Even if the temptation  is to proceed with the RM1.1 billion “crooked” half-bridge, Mahathir will be well-advised to leave it to the next Prime Minister, Datuk Seri Abdullah Ahmad Badawi to make the final decision, for two special reasons:

  • Firstly, there is no immediate urgency to start work on the “crooked” half-bridge as  the RM2 billion  Johore-Singapore Second Link  is so grossly under-utilised that it  has  become a “white elephant” with an average daily traffic volume as low as 10 per cent of its capacity of 200,000 vehicles a day.  As a result, the government has to compensate the Second Link concessionaire some RM100 million since its opening  more than five years ago for the shortfall in guaranteed traffic volume and toll revenue.
  • Secondly, there should be the fullest national consultation and mandate, including a parliamentary approval, before Malaysia proceeds to build the “crooked” half-bridge which would become a world symbol of the failure of relations of two close neighbours and regional co-operation, i.e. Malaysia-Singapore relations and ASEAN.

Recently, there was an advertisement war between Malaysia and Singapore on the water dispute between the two countries, with both governments claiming the same success in being able to make its people and those of the neighbouring country to see its point of view. 

Neither the governments or people of the two countries had benefited from such an advertisement war, as the only beneficiaries were the media and the advertising agents as the cost of the advertisement spat ran  into  millions of ringgit.
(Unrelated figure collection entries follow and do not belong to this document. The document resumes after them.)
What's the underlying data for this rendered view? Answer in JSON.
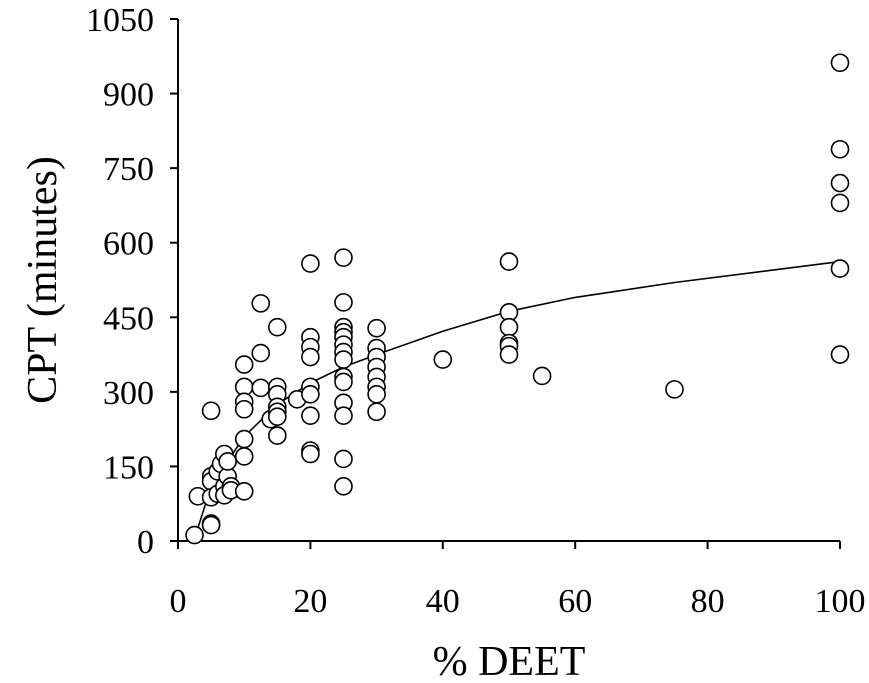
{
  "chart_data": {
    "type": "scatter",
    "xlabel": "% DEET",
    "ylabel": "CPT (minutes)",
    "xlim": [
      0,
      100
    ],
    "ylim": [
      0,
      1050
    ],
    "xticks": [
      0,
      20,
      40,
      60,
      80,
      100
    ],
    "yticks": [
      0,
      150,
      300,
      450,
      600,
      750,
      900,
      1050
    ],
    "grid": false,
    "legend": "none",
    "series": [
      {
        "kind": "points",
        "marker": "open-circle",
        "points": [
          [
            2.5,
            12
          ],
          [
            3,
            90
          ],
          [
            5,
            262
          ],
          [
            5,
            130
          ],
          [
            5,
            120
          ],
          [
            5,
            88
          ],
          [
            5,
            35
          ],
          [
            5,
            32
          ],
          [
            6,
            95
          ],
          [
            6,
            140
          ],
          [
            6.5,
            155
          ],
          [
            7,
            175
          ],
          [
            7,
            110
          ],
          [
            7,
            92
          ],
          [
            7.5,
            130
          ],
          [
            7.5,
            160
          ],
          [
            8,
            110
          ],
          [
            8,
            102
          ],
          [
            10,
            355
          ],
          [
            10,
            310
          ],
          [
            10,
            280
          ],
          [
            10,
            265
          ],
          [
            10,
            205
          ],
          [
            10,
            170
          ],
          [
            10,
            100
          ],
          [
            12.5,
            478
          ],
          [
            12.5,
            378
          ],
          [
            12.5,
            308
          ],
          [
            14,
            245
          ],
          [
            15,
            430
          ],
          [
            15,
            310
          ],
          [
            15,
            295
          ],
          [
            15,
            270
          ],
          [
            15,
            260
          ],
          [
            15,
            250
          ],
          [
            15,
            212
          ],
          [
            18,
            285
          ],
          [
            20,
            558
          ],
          [
            20,
            410
          ],
          [
            20,
            390
          ],
          [
            20,
            370
          ],
          [
            20,
            310
          ],
          [
            20,
            295
          ],
          [
            20,
            252
          ],
          [
            20,
            182
          ],
          [
            20,
            175
          ],
          [
            25,
            570
          ],
          [
            25,
            480
          ],
          [
            25,
            430
          ],
          [
            25,
            420
          ],
          [
            25,
            410
          ],
          [
            25,
            395
          ],
          [
            25,
            380
          ],
          [
            25,
            365
          ],
          [
            25,
            330
          ],
          [
            25,
            320
          ],
          [
            25,
            278
          ],
          [
            25,
            252
          ],
          [
            25,
            165
          ],
          [
            25,
            110
          ],
          [
            30,
            428
          ],
          [
            30,
            388
          ],
          [
            30,
            370
          ],
          [
            30,
            350
          ],
          [
            30,
            330
          ],
          [
            30,
            310
          ],
          [
            30,
            295
          ],
          [
            30,
            260
          ],
          [
            40,
            365
          ],
          [
            50,
            562
          ],
          [
            50,
            460
          ],
          [
            50,
            430
          ],
          [
            50,
            398
          ],
          [
            50,
            392
          ],
          [
            50,
            375
          ],
          [
            55,
            332
          ],
          [
            75,
            305
          ],
          [
            100,
            962
          ],
          [
            100,
            788
          ],
          [
            100,
            720
          ],
          [
            100,
            680
          ],
          [
            100,
            548
          ],
          [
            100,
            375
          ]
        ]
      },
      {
        "kind": "fit-line",
        "points": [
          [
            2.5,
            5
          ],
          [
            5,
            110
          ],
          [
            10,
            210
          ],
          [
            15,
            275
          ],
          [
            20,
            318
          ],
          [
            25,
            350
          ],
          [
            30,
            375
          ],
          [
            40,
            422
          ],
          [
            50,
            462
          ],
          [
            60,
            490
          ],
          [
            75,
            520
          ],
          [
            100,
            562
          ]
        ]
      }
    ]
  }
}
We do not want the Malaysian and Singapore governments to have to spend some more millions of ringgit in another round of advertisement war over the “crooked” half-bridge – and the people of both Malaysia and Singapore are entitled to a full and unvarnished account as to why both governments had deviated from their earlier agreement to build a suspension bridge to replace the 80-year-old causeway.

But most important of all, both the Malaysian and Singapore governments should bear in mind the far-reaching implications and symbolism of the “crooked” half bridge to replace the Malaysian side of the causeway, and they should act responsibly and sobrely on this issue, as the “engineering feat” of the RM1.1 billion “crooked” half-bridge is a monument Malaysia, Singapore and ASEAN are better off  without.